The following is a summary of “Osimertinib treatment based on plasma T790M monitoring in patients with EGFR-mutant non-small-cell lung cancer (NSCLC): EORTC Lung Cancer Group 1613 APPLE phase II randomized clinical trial,” published in the May 2023 issue of the Oncology by Remon et al.

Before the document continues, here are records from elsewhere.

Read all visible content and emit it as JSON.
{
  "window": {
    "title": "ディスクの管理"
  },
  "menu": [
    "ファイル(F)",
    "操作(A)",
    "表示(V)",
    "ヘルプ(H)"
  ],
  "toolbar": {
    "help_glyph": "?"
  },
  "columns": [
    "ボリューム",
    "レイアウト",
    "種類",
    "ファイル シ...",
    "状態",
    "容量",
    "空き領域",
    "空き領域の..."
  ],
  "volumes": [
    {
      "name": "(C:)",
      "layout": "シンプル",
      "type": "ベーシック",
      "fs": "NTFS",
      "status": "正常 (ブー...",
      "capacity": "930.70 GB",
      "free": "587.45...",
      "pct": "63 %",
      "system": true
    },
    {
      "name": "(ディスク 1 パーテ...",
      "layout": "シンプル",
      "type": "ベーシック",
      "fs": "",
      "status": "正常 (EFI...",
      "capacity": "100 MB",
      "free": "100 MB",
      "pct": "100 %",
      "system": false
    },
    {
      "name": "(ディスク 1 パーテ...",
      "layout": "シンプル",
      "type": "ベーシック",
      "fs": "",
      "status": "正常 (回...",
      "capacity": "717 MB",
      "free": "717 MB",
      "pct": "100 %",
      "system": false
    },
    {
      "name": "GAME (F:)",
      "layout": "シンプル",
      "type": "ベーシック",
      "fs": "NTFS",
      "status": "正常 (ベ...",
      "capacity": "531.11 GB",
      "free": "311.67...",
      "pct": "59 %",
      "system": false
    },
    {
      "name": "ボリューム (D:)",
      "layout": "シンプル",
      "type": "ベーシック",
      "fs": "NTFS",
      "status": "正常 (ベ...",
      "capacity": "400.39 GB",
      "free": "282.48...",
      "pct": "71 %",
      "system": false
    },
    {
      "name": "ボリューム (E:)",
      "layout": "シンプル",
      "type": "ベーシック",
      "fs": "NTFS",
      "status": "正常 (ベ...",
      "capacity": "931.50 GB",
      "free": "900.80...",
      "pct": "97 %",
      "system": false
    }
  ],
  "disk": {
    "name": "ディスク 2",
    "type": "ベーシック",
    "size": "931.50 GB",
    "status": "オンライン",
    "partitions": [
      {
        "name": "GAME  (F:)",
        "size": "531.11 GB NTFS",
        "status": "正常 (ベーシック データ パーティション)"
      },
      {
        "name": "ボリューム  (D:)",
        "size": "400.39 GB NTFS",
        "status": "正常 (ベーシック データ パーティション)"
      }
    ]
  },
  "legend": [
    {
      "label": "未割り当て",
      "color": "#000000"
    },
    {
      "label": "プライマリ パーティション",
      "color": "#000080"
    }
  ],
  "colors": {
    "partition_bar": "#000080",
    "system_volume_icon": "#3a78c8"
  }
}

The objective of the APPLE trial was to assess the viability of longitudinal plasma epidermal growth factor receptor (EGFR) T790M monitoring to determine the optimal sequencing strategy for gefitinib and osimertinib. Arm A (osimertinib upfront until RECIST progression, PD), arm B [gefitinib until the emergence of circulating tumor DNA (ctDNA) EGFR T790M mutation by cobas EGFR test v2 or RECIST PD], and arm C [gefitinib until RECIST PD], and then switch to osimertinib in both arms.
The primary endpoint is the progression-free survival (PFS) rate ‘on osimertinib’ at 18 months (PFSR-OSI-18) in arm B (H0: PFSR-OSI-18 40%). The secondary endpoints are the response rate, overall survival (OS), and brain PFS. The researchers will discuss the outcomes of arms B and C. From November 2017 to February 2020, 52 and 51 patients, respectively, were randomly assigned to arms B and C. Most patients were female (70%) and had EGFR Del19 (65%); one-third had cerebral metastases at baseline. In arm B, 17% (8/47) of patients switched to osimertinib based on the appearance of the ctDNA T790M mutation before RECIST PD, with a median latency to molecular PD of 266 days.
The primary endpoint of PFSR-OSI-18 was met in arm B with 67.2% (84% confidence interval 56.4% to 75.9%) versus arm C with 53.5% (84% confidence interval 42.3% to 63.5%), with a median PFS of 22.0 months versus 20.2 months, respectively. The median OS was not reached in arm B, compared to 42.8 months in arm C. In limbs B and C, the median brain PFS was 24.4 and 21.4 months, respectively. The serial monitoring of ctDNA T790M status in advanced EGFR-mutant non-small-cell lung cancer was feasible, and molecular progression before RECIST PD led to an earlier switch to osimertinib in 17% of patients with favorable PFS and OS outcomes.